The City’s contention that the trial court’s application of compact is an unconstitutional impairment of the right to contract and violated due process fails first and foremost because the City has not established there was a contract. These were voluntary annexations of property not contractual situations. Because they were voluntary annexations, the annexations must meet the requirements of the statute, in particular Section 71.014. The annexations here did not meet the requirements because the tracts were not compact to the City. The property owners were not required to be parties. There is no unconstitutional impairment of the right to contract or violation of due process. Point two is denied.
In its third and final point, the City asserts the trial court erred in granting summary judgment in favor of Respondents because the trial court’s interpretation of “contiguous and compact” is an unconstitutional impairment on the City’s and property owners’ right to peaceably assemble. The City argues the narrow definition prohibits the ability of the property owners to join their land to the City. We disagree.
In making this argument, the City relies on the First Amendment to the United States Constitution, which provides in pertinent part that “Congress shall make no law . . . abridging . . . the right to of the people peaceably to assemble.” The City further relies on Article I, Section 9 of the Missouri Constitution, which provides “that the people have the right peaceably to assemble for their common good, and to apply to those invested with powers of government for redress of grievances by petition or remonstrance.”

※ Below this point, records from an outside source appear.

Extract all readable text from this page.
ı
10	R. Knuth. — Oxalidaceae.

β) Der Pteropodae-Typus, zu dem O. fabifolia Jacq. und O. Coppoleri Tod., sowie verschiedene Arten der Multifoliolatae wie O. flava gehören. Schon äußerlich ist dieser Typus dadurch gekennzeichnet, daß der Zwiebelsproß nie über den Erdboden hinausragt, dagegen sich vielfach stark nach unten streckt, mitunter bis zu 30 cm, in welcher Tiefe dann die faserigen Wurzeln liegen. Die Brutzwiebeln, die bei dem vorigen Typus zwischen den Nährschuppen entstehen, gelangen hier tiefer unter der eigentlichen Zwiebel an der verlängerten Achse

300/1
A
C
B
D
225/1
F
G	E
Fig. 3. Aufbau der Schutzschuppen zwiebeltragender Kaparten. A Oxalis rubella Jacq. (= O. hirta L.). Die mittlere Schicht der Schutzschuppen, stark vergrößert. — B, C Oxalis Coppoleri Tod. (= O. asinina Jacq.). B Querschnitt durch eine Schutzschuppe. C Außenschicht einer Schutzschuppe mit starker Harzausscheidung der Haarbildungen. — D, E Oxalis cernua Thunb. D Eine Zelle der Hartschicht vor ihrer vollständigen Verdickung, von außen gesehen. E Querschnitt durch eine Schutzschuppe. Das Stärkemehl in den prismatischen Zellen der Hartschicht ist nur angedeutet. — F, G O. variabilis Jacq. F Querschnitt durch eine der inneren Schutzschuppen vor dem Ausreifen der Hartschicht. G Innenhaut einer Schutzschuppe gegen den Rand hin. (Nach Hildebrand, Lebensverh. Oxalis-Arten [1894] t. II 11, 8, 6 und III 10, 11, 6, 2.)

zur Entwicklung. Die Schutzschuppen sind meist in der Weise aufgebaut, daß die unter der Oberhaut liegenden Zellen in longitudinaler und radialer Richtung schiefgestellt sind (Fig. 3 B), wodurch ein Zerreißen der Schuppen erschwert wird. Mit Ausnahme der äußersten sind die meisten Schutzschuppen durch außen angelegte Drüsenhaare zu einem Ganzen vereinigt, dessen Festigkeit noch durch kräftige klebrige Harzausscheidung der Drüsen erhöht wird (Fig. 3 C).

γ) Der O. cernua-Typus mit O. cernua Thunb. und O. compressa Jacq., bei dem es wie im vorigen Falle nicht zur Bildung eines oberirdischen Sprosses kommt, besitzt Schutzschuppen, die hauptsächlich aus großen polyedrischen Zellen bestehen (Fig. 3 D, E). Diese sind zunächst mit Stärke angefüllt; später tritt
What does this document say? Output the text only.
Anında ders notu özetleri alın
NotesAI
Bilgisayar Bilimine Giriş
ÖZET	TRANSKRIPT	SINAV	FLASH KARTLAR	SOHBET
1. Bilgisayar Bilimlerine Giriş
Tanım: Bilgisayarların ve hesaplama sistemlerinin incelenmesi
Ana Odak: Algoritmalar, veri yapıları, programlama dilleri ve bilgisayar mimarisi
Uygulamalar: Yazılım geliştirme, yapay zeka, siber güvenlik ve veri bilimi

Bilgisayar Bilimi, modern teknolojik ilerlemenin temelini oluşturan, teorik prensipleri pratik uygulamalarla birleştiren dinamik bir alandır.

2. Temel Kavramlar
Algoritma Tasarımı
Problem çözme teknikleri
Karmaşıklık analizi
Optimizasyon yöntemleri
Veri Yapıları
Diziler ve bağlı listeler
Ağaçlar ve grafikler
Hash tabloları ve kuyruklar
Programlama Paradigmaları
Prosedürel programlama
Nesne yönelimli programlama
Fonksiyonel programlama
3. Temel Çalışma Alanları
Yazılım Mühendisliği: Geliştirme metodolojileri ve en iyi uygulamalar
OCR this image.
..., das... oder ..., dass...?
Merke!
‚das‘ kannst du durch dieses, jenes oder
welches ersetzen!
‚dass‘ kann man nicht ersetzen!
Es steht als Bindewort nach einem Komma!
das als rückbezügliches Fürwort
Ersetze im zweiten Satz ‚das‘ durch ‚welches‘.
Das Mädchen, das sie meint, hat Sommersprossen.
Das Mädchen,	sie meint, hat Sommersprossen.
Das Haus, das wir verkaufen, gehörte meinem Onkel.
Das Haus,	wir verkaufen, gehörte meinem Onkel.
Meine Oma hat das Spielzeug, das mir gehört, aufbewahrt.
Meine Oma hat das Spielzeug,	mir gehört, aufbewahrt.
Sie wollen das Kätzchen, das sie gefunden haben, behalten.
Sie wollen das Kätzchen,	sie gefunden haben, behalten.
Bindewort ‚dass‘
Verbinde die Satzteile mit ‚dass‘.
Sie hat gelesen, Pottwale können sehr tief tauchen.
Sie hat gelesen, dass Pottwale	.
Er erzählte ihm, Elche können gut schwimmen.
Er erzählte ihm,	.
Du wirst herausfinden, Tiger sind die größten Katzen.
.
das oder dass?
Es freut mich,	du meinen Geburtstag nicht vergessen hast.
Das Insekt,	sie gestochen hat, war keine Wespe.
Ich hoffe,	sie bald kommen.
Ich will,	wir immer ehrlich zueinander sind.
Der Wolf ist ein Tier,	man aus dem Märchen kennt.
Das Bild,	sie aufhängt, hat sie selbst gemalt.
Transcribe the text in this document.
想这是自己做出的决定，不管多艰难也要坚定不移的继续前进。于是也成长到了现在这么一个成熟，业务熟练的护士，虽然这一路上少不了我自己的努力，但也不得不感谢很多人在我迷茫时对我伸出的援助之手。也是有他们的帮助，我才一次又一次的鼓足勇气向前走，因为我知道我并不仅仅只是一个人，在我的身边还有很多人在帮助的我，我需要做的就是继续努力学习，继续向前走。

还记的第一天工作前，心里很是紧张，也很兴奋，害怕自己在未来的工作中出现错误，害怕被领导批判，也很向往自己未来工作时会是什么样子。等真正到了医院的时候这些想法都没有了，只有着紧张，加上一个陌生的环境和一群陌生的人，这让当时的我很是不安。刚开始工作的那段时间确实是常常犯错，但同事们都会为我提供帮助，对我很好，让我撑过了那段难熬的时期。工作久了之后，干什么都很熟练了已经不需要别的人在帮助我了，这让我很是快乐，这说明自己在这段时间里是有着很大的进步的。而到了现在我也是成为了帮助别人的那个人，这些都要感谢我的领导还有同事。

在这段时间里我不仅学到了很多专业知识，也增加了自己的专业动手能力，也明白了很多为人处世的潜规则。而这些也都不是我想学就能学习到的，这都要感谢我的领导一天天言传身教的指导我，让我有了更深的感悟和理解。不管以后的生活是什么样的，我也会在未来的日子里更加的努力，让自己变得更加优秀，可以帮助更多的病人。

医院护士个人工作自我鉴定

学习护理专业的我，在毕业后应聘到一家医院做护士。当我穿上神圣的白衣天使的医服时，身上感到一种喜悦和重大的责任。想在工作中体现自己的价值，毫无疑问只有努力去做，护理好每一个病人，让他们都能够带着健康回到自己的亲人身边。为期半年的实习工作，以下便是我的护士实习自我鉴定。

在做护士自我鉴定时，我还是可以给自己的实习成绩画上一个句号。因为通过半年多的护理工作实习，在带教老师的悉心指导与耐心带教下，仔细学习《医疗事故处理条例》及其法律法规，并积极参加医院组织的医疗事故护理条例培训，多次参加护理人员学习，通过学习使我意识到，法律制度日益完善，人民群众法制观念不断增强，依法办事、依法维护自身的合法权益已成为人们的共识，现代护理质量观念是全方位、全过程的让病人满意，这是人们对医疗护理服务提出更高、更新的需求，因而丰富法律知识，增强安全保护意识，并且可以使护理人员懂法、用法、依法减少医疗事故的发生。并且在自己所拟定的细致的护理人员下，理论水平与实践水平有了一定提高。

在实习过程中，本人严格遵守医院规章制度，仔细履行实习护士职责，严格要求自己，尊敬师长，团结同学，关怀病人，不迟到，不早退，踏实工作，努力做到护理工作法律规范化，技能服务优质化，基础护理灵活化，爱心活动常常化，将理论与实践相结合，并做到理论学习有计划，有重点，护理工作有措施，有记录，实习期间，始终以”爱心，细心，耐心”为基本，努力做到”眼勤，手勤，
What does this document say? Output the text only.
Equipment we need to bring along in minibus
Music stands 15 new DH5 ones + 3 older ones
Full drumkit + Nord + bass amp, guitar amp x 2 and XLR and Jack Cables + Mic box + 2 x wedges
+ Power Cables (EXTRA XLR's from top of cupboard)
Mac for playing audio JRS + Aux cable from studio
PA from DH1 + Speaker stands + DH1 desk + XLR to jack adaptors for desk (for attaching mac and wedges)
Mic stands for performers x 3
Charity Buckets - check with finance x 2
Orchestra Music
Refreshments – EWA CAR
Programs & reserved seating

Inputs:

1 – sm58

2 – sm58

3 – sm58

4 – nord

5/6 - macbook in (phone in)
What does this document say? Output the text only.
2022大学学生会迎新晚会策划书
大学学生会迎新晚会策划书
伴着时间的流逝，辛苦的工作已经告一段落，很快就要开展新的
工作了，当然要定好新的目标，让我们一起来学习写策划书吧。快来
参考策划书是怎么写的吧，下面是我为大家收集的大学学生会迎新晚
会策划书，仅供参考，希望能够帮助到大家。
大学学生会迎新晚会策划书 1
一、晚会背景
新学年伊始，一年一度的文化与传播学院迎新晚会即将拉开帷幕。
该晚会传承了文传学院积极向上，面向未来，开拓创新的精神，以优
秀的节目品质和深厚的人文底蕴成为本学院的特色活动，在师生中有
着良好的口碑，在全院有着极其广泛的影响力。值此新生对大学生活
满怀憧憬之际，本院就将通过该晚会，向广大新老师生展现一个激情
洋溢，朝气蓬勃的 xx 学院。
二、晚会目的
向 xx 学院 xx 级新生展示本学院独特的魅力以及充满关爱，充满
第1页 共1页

This constitutional argument was preserved and we must determine whether it is real and substantial. Here, again the City’s constitutional challenge is not real and substantial. The City has cited no authority for its assertion the trial court’s interpretation of “contiguous and compact” is an unconstitutional impairment on the City’s and property owners’ right to peaceably assemble. The trial court’s interpretation of the statute and the requirement that the annexed property must be compact in no way interferes with the City’s and the property’s owners’ First Amendment right to peaceably assemble. There is no constitutional violation. Point three is denied.
The trial court’s grant of summary judgment in favor of Respondents is affirmed.
1. Respondents also filed their petition against the mayor of the City and the individual members of the Board of Alderpersons for the City. These individuals were later dismissed as defendants.
2. All further statutory references are to RSMo 2000 unless otherwise indicated.
3. Section 71.015 provides procedures for objections to involuntary annexations and states in pertinent part:
Before the governing body of any city, town, or village has adopted a resolution to annex any unincorporated area of land, such city, town, or village shall first as a condition precedent determine that the land to be annexed is contiguous to the existing city, town, or village limits and that the length of the contiguous boundary common to the existing city, town, or village limit and the proposed area to be annexed is at least fifteen percent of the length of the perimeter of the area proposed for annexation.
4. We note this case was transferred by order of this court to the Missouri Supreme Court because of the constitutional issues raised. The Missouri Supreme Court, however, transferred the case back to this court without addressing any of the issues, including the constitutional issues.